Intersection

Problem Statement

We have a number line. Takahashi painted some parts of this line, as follows:

• First, he painted the part from $X=L_1$ to $X=R_1$ red.
• Next, he painted the part from $X=L_2$ to $X=R_2$ blue.

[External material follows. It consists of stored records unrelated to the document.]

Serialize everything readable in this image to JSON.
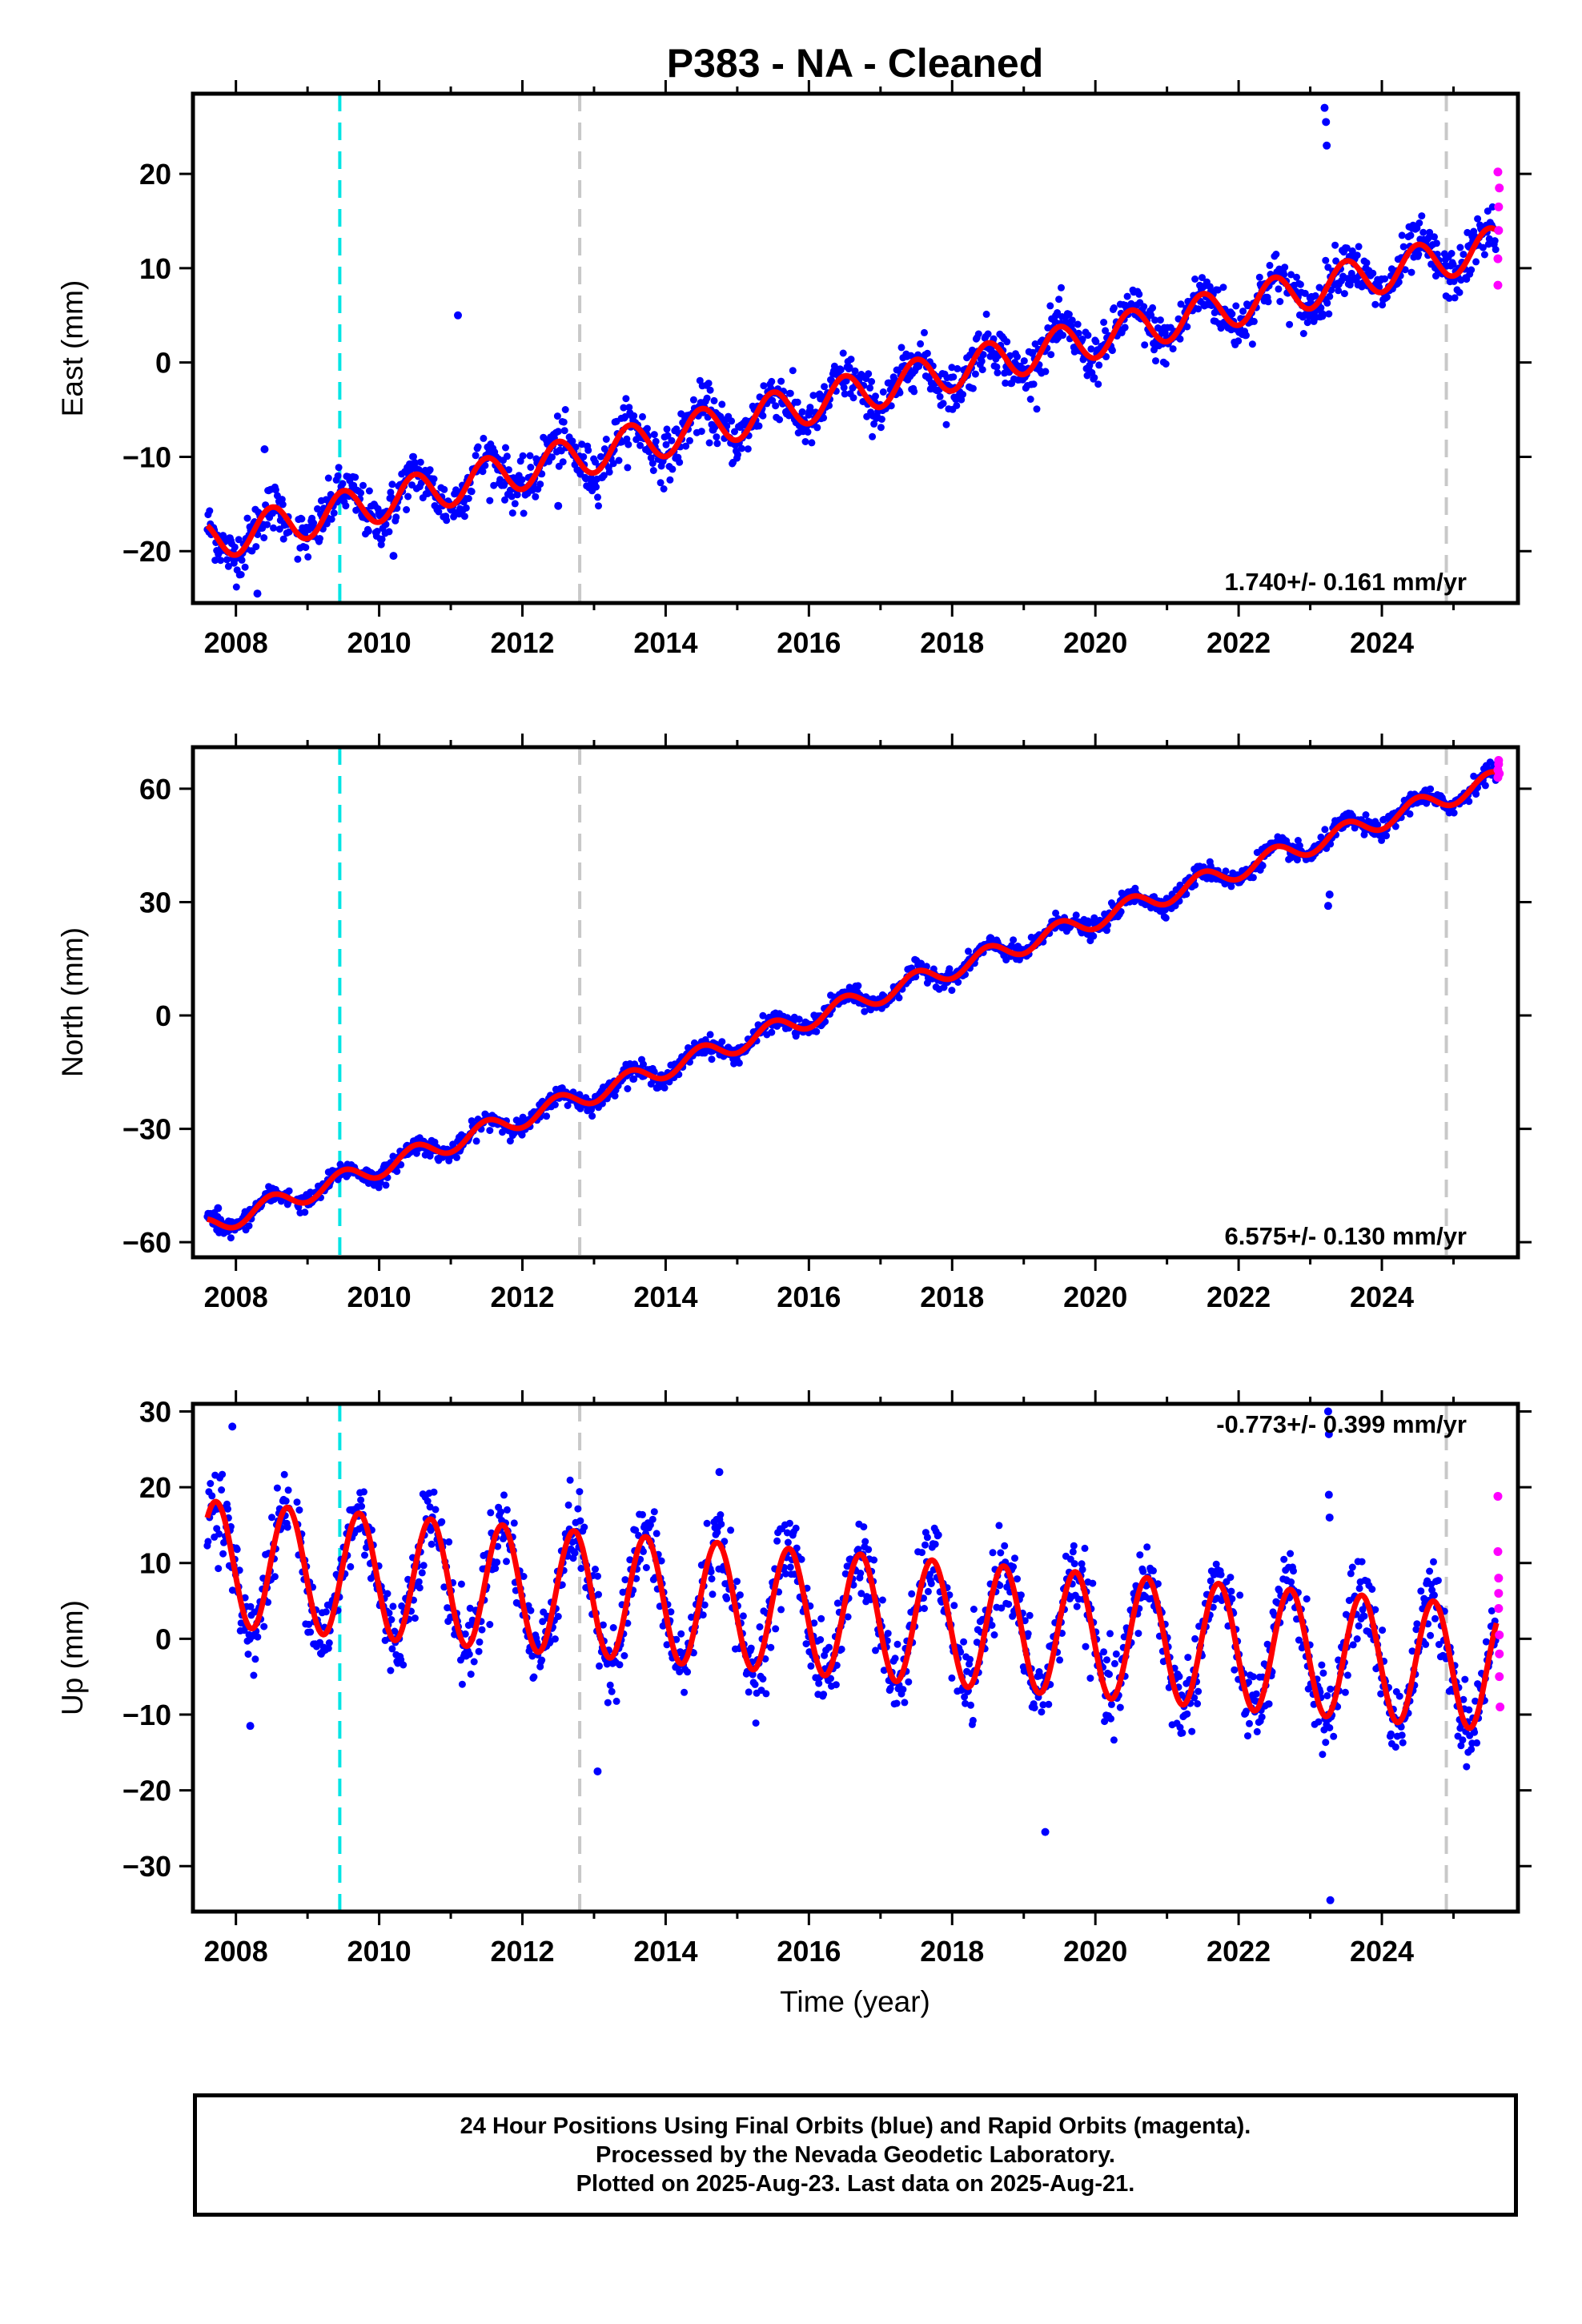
{
  "title": "P383  - NA - Cleaned",
  "colors": {
    "final_orbits": "#0000ff",
    "rapid_orbits": "#ff00ff",
    "model": "#ff0000",
    "event_cyan": "#00e5e5",
    "event_gray": "#c8c8c8"
  },
  "xaxis": {
    "label": "Time (year)",
    "range": [
      2007.4,
      2025.9
    ],
    "ticks": [
      2008,
      2010,
      2012,
      2014,
      2016,
      2018,
      2020,
      2022,
      2024
    ],
    "tick_labels": [
      "2008",
      "2010",
      "2012",
      "2014",
      "2016",
      "2018",
      "2020",
      "2022",
      "2024"
    ]
  },
  "event_lines": [
    {
      "x": 2009.45,
      "color": "cyan"
    },
    {
      "x": 2012.8,
      "color": "gray"
    },
    {
      "x": 2024.9,
      "color": "gray"
    }
  ],
  "chart_data": [
    {
      "type": "scatter",
      "component": "east",
      "ylabel": "East (mm)",
      "ylim": [
        -25.5,
        28.5
      ],
      "yticks": [
        -20,
        -10,
        0,
        10,
        20
      ],
      "ytick_labels": [
        "−20",
        "−10",
        "0",
        "10",
        "20"
      ],
      "rate_label": "1.740+/- 0.161 mm/yr",
      "rate_position": "bottom-right",
      "model": {
        "start_year": 2007.6,
        "end_year": 2025.6,
        "start_value": -19,
        "slope": 1.74,
        "annual_amplitude": 2.1,
        "annual_phase_peak": 0.5,
        "noise": 1.3
      },
      "outliers": [
        {
          "x": 2023.2,
          "y": 27.0
        },
        {
          "x": 2023.22,
          "y": 25.5
        },
        {
          "x": 2023.23,
          "y": 23.0
        },
        {
          "x": 2011.1,
          "y": 5.0
        },
        {
          "x": 2008.4,
          "y": -9.2
        },
        {
          "x": 2010.2,
          "y": -20.5
        },
        {
          "x": 2012.5,
          "y": -15.2
        },
        {
          "x": 2008.3,
          "y": -24.5
        }
      ],
      "rapid": [
        {
          "x": 2025.62,
          "y": 8.2
        },
        {
          "x": 2025.62,
          "y": 20.2
        },
        {
          "x": 2025.62,
          "y": 11.0
        },
        {
          "x": 2025.63,
          "y": 14.0
        },
        {
          "x": 2025.63,
          "y": 16.5
        },
        {
          "x": 2025.64,
          "y": 18.5
        }
      ]
    },
    {
      "type": "scatter",
      "component": "north",
      "ylabel": "North (mm)",
      "ylim": [
        -64,
        71
      ],
      "yticks": [
        -60,
        -30,
        0,
        30,
        60
      ],
      "ytick_labels": [
        "−60",
        "−30",
        "0",
        "30",
        "60"
      ],
      "rate_label": "6.575+/- 0.130 mm/yr",
      "rate_position": "bottom-right",
      "model": {
        "start_year": 2007.6,
        "end_year": 2025.6,
        "start_value": -56,
        "slope": 6.575,
        "annual_amplitude": 2.6,
        "annual_phase_peak": 0.5,
        "noise": 1.2
      },
      "outliers": [
        {
          "x": 2023.25,
          "y": 29.0
        },
        {
          "x": 2023.27,
          "y": 32.0
        },
        {
          "x": 2007.75,
          "y": -51.0
        }
      ],
      "rapid": [
        {
          "x": 2025.62,
          "y": 63.0
        },
        {
          "x": 2025.62,
          "y": 65.0
        },
        {
          "x": 2025.63,
          "y": 66.5
        },
        {
          "x": 2025.63,
          "y": 67.5
        },
        {
          "x": 2025.64,
          "y": 64.0
        }
      ]
    },
    {
      "type": "scatter",
      "component": "up",
      "ylabel": "Up (mm)",
      "ylim": [
        -36,
        31
      ],
      "yticks": [
        -30,
        -20,
        -10,
        0,
        10,
        20,
        30
      ],
      "ytick_labels": [
        "−30",
        "−20",
        "−10",
        "0",
        "10",
        "20",
        "30"
      ],
      "rate_label": "-0.773+/- 0.399 mm/yr",
      "rate_position": "top-right",
      "model": {
        "start_year": 2007.6,
        "end_year": 2025.6,
        "start_value": 10,
        "slope": -0.773,
        "annual_amplitude": 8.2,
        "annual_phase_peak": 0.72,
        "noise": 2.6
      },
      "outliers": [
        {
          "x": 2023.25,
          "y": 30.0
        },
        {
          "x": 2023.26,
          "y": 27.0
        },
        {
          "x": 2023.26,
          "y": 19.0
        },
        {
          "x": 2023.27,
          "y": 16.0
        },
        {
          "x": 2023.28,
          "y": -34.5
        },
        {
          "x": 2007.95,
          "y": 28.0
        },
        {
          "x": 2014.75,
          "y": 22.0
        },
        {
          "x": 2019.3,
          "y": -25.5
        },
        {
          "x": 2013.05,
          "y": -17.5
        },
        {
          "x": 2008.2,
          "y": -11.5
        }
      ],
      "rapid": [
        {
          "x": 2025.62,
          "y": 18.8
        },
        {
          "x": 2025.62,
          "y": 11.5
        },
        {
          "x": 2025.63,
          "y": 8.0
        },
        {
          "x": 2025.63,
          "y": 6.0
        },
        {
          "x": 2025.63,
          "y": 4.0
        },
        {
          "x": 2025.64,
          "y": 0.5
        },
        {
          "x": 2025.64,
          "y": -2.0
        },
        {
          "x": 2025.64,
          "y": -5.0
        },
        {
          "x": 2025.65,
          "y": -9.0
        }
      ]
    }
  ],
  "footer": {
    "line1": "24 Hour Positions Using Final Orbits (blue) and Rapid Orbits (magenta).",
    "line2": "Processed by the Nevada Geodetic Laboratory.",
    "line3": "Plotted on 2025-Aug-23. Last data on 2025-Aug-21."
  }
}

Find the length of the part of the line painted both red and blue.

Constraints

• $0\leq L_1<R_1\leq 100$
• $0\leq L_2<R_2\leq 100$
• All values in input are integers.

Input

Input is given from Standard Input in the following format:

$L_1$ $R_1$ $L_2$ $R_2$

Output

Print the length of the part of the line painted both red and blue, as an integer.

Sample Input 1

0 3 1 5

Sample Output 1

2

The part from $X=0$ to $X=3$ is painted red, and the part from $X=1$ to $X=5$ is painted blue.

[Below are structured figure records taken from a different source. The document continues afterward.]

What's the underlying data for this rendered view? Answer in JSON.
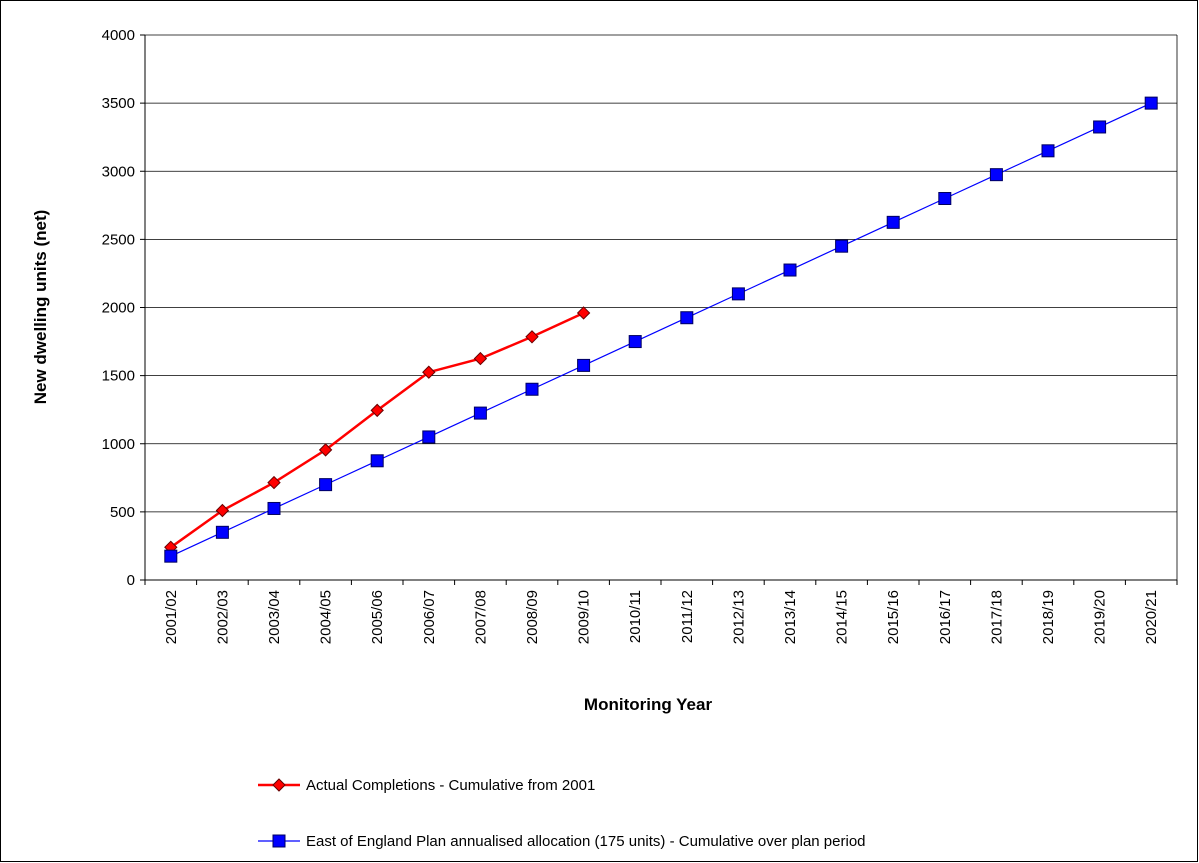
{
  "chart_data": {
    "type": "line",
    "ylabel": "New dwelling units (net)",
    "xlabel": "Monitoring Year",
    "categories": [
      "2001/02",
      "2002/03",
      "2003/04",
      "2004/05",
      "2005/06",
      "2006/07",
      "2007/08",
      "2008/09",
      "2009/10",
      "2010/11",
      "2011/12",
      "2012/13",
      "2013/14",
      "2014/15",
      "2015/16",
      "2016/17",
      "2017/18",
      "2018/19",
      "2019/20",
      "2020/21"
    ],
    "series": [
      {
        "name": "Actual Completions - Cumulative from 2001",
        "color": "#ff0000",
        "marker": "diamond",
        "values": [
          240,
          510,
          715,
          955,
          1245,
          1525,
          1625,
          1785,
          1960,
          null,
          null,
          null,
          null,
          null,
          null,
          null,
          null,
          null,
          null,
          null
        ]
      },
      {
        "name": "East of England Plan annualised allocation (175 units) -  Cumulative over plan period",
        "color": "#0000ff",
        "marker": "square",
        "values": [
          175,
          350,
          525,
          700,
          875,
          1050,
          1225,
          1400,
          1575,
          1750,
          1925,
          2100,
          2275,
          2450,
          2625,
          2800,
          2975,
          3150,
          3325,
          3500
        ]
      }
    ],
    "ylim": [
      0,
      4000
    ],
    "yticks": [
      0,
      500,
      1000,
      1500,
      2000,
      2500,
      3000,
      3500,
      4000
    ],
    "grid": true,
    "legend": "bottom"
  }
}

Thus, the part from $X=1$ to $X=3$ is painted both red and blue, and its length is $2$.

Sample Input 2

0 1 4 5

Sample Output 2

0

No part is painted both red and blue.

Sample Input 3

0 3 3 7

Sample Output 3

0

其实求出来的区间就是 \([\max(L_1,L_2),\min(R_1,R_2)]\)
特判区间为空，输出区间长度。

#include<bits/stdc++.h>
using namespace std;
int l1,r1,l2,r2;
int main()
{
	scanf("%d%d",&l1,&r1);
	scanf("%d%d",&l2,&r2);
	if(max(l1,l2)>min(r1,r2))
		printf("0");
	else
		printf("%d",min(r1,r2)-max(l1,l2));
}